The students recently presented the solar-powered recharging station to the Noble Public Library.
Bart Keeton, founder and director of Engage Learning, started the program last year as a nonprofit to offer breakthrough learning experiences for middle school students in and around Norman.
"This team of Noble eighth-graders is a remarkable group who chose to do something intellectually challenging with their 'free Fridays,' "Keeton said.
The project was creative, complex and civicminded, he said.
Oklahoma Engage Learning provided the design challenge and worked with the students through the design and fabrication process, Keeton said.
"The students owned the project from the very first day — their accomplishments, as well as the failures — while Engage and Curtis Inge Middle School coaches Codee Becknel and Kate Colwell helped the students figure out whatever they needed to know to move the project forward," Keeton said.

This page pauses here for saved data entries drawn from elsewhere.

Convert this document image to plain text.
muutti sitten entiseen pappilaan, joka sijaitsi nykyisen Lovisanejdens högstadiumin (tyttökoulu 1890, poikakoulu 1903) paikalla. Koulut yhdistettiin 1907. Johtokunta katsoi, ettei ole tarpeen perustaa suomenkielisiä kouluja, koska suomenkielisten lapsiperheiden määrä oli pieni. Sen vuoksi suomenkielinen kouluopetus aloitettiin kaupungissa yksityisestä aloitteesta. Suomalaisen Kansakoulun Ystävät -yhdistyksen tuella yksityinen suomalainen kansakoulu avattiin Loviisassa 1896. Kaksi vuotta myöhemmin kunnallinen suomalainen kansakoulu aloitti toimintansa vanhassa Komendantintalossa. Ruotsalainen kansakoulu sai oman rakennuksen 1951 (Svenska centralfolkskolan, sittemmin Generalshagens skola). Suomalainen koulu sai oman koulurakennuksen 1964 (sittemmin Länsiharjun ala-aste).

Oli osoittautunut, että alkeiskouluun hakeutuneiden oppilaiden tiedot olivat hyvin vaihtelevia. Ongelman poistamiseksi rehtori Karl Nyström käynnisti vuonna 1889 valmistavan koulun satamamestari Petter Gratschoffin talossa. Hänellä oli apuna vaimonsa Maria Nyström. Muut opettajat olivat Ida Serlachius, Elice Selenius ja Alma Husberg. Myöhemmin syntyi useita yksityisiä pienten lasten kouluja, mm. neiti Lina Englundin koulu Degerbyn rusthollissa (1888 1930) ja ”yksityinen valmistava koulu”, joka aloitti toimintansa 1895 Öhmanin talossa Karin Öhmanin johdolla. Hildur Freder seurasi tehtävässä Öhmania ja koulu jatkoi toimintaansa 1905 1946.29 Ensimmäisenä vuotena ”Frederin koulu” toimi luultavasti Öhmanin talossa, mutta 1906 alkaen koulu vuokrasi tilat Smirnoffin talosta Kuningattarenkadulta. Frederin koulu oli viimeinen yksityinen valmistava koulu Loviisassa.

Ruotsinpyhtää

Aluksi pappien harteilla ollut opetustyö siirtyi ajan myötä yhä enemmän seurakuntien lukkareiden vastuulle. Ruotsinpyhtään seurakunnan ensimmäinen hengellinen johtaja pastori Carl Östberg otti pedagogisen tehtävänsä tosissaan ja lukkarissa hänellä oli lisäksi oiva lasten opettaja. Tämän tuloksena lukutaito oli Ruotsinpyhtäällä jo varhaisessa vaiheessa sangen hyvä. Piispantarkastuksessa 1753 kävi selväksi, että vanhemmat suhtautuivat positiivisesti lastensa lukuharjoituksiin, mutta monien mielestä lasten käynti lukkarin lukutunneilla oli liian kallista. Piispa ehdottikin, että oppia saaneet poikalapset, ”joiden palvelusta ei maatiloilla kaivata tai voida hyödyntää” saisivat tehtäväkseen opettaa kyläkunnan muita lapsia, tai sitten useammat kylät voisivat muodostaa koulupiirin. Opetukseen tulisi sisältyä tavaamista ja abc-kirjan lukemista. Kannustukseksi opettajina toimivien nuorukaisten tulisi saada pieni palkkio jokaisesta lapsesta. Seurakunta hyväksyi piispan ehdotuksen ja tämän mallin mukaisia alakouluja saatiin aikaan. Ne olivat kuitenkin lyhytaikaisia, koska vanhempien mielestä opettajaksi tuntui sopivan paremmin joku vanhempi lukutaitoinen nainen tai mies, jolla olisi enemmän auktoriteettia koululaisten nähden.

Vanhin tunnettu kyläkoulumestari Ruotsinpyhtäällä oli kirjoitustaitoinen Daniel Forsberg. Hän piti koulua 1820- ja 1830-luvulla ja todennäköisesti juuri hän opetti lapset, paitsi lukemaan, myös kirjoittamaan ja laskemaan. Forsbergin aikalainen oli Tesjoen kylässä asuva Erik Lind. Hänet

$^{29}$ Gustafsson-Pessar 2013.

Noble Schools Superintendent Frank Solomon said the experiences of those involved in the project would be more meaningful than anything they would or could do during their regular school days.
Students participating were Kinsey Matlock, Jenna Watson, Anna Dominey, Adie Soell, Ella Bryant, Haley Taffe, Elliot Freeman, Ashlyn Clark, Sophia Fitz, Nathan Dinwiddie, Blake Carey and Brandon Cartwright.